A use case is when you want to list the content of an oracle directory.
I think when you need to do some things at OS level, java is the best
choice. Because java is platform-independent.
Am Mi., 11. Dez. 2019 um 16:06 Uhr schrieb Sayan Malakshinov <
Thanks for mentioning about OS commands, I've just remembered that i use
internal Java to execute them with timeout parameter:
ср, 11 дек. 2019 г., 17:51 Tim Hall <tim@xxxxxxxxxxxxxxx>:
I suspect a lot of this comes down to one of the following:
- The functionality didn't exist outside of Java at the time the solution
was first required, and people have stuck with it.

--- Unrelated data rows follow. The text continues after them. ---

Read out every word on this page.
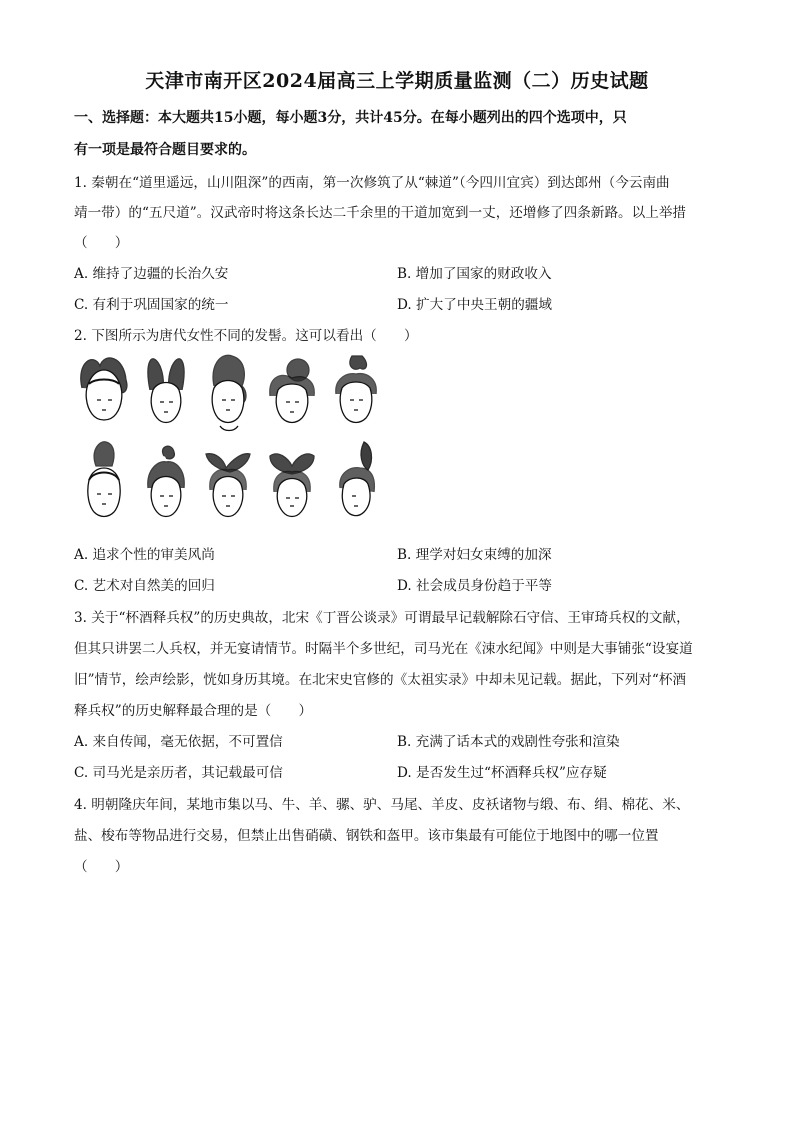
天津市南开区2024届高三上学期质量监测（二）历史试题
一、选择题：本大题共15小题，每小题3分，共计45分。在每小题列出的四个选项中，只
有一项是最符合题目要求的。
1. 秦朝在“道里遥远，山川阻深”的西南，第一次修筑了从“棘道”（今四川宜宾）到达郎州（今云南曲
靖一带）的“五尺道”。汉武帝时将这条长达二千余里的干道加宽到一丈，还增修了四条新路。以上举措
（　　）
A. 维持了边疆的长治久安	B. 增加了国家的财政收入
C. 有利于巩固国家的统一	D. 扩大了中央王朝的疆域
2. 下图所示为唐代女性不同的发髻。这可以看出（　　）
A. 追求个性的审美风尚	B. 理学对妇女束缚的加深
C. 艺术对自然美的回归	D. 社会成员身份趋于平等
3. 关于“杯酒释兵权”的历史典故，北宋《丁晋公谈录》可谓最早记载解除石守信、王审琦兵权的文献，
但其只讲罢二人兵权，并无宴请情节。时隔半个多世纪，司马光在《涑水纪闻》中则是大事铺张“设宴道
旧”情节，绘声绘影，恍如身历其境。在北宋史官修的《太祖实录》中却未见记载。据此，下列对“杯酒
释兵权”的历史解释最合理的是（　　）
A. 来自传闻，毫无依据，不可置信	B. 充满了话本式的戏剧性夸张和渲染
C. 司马光是亲历者，其记载最可信	D. 是否发生过“杯酒释兵权”应存疑
4. 明朝隆庆年间，某地市集以马、牛、羊、骡、驴、马尾、羊皮、皮袄诸物与缎、布、绢、棉花、米、
盐、梭布等物品进行交易，但禁止出售硝磺、钢铁和盔甲。该市集最有可能位于地图中的哪一位置
（　　）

- The Java version was faster at the time, for the specific use case.
- Familiarity. Someone can find an easy example in Java, so they just go
- PL/SQL feels static, when the world is moving.
When I first started using Java Stored Procedures for BLOB exports there
was no alternative. The file handling stuff I wrote in Java was because
UTL_FILE couldn't do it. Even when more functionality was added, there are
still things that are a pain in PL/SQL, like listing the files in
directories. I know these can be done with the scheduler or external
tables, but it's a pain compared to using Java. Running OS commands from
PL/SQL was another use case. You can now used the scheduler, but for a long
time you couldn't, and I would still say they are more painful.
In one job we used UUIDs for the primary key in a bunch of tables. The
Java UUID generator was faster than SYS_GUID() at the time. Not sure if
that is still the case. We had some other maths stuff that was faster in
Java, but natively compiled PL/SQL was comparable, so we went that route.